During the recent crackdown in immigration policy, my new friend became extremely fearful that she might be deported back to Iran. At certain times she would find herself crying uncontrollably and being unable to sleep. At one study session, she told me she was so upset that she couldn’t concentrate on the lesson we had been trying to read.
She had tried to pray about this, but felt she was getting nowhere. She asked me how to pray. I asked her what she had learned in Christian Science that caused her to love and trust God, or that made her feel safe. In other words, what spoke directly to her heart? She said she had learned that God would always love her and take care of her. He would never abandon her. I told her to write that down on a piece of paper, and just feel the power of the message. I would write down something that spoke to me in the same way. Then we would share the messages with each other. We did this a few more times, sharing as we went. Soon the fear lifted and she was free.
Afterward, she gave this testimony at our Wednesday service.
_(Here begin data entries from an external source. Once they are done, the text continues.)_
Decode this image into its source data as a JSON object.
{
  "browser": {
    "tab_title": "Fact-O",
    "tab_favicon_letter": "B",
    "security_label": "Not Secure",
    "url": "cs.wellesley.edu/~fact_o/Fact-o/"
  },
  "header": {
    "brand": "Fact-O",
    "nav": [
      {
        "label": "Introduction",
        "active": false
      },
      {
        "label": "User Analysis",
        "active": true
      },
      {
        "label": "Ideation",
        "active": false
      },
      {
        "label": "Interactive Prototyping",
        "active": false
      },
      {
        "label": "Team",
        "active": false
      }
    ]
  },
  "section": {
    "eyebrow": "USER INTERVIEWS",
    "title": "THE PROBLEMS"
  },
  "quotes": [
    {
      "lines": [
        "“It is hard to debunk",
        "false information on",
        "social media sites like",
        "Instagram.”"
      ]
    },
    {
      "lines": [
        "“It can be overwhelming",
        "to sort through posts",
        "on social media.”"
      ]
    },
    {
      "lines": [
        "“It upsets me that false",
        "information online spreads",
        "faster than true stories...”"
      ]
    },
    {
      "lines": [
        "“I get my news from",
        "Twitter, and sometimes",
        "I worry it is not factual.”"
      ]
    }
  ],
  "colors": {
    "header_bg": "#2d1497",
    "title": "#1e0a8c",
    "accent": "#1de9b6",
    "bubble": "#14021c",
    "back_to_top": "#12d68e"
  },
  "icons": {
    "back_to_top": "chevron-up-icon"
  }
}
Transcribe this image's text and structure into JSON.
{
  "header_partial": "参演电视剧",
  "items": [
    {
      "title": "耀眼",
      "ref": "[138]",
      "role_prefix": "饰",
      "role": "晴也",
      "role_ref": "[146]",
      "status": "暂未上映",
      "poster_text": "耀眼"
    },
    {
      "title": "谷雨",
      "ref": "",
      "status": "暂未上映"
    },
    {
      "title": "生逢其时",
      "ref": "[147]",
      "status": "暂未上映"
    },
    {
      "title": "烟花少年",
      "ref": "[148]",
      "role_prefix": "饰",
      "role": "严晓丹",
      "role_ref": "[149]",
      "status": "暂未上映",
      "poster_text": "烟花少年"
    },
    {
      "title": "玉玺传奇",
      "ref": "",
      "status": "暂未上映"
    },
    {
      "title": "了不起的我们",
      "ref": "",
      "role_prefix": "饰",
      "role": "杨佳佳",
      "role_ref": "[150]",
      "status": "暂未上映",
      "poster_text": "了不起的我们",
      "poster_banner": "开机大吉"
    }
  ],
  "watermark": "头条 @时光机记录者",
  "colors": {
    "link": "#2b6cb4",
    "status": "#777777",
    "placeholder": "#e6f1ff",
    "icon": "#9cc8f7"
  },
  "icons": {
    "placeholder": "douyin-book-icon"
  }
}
My friend confided in me that she had been a doctor in Iran and brought with her a basket of pills to help her and her daughter sleep at night. But since coming to the United States and learning about Christian Science, they no longer needed them; they were sleeping peacefully. This was a revelation to her. She had already been questioning the practices of medical science, and now Christian Science was giving her answers.
This lovely family has brought huge blessings to our church congregation, which has embraced them into our church family. All three members of the family are drinking in the message of the Bible and Science and Health. It is changing their lives. They are learning what it is to feel the joy and security of walking with God in His own kingdom of heaven, the heaven Jesus said was at hand!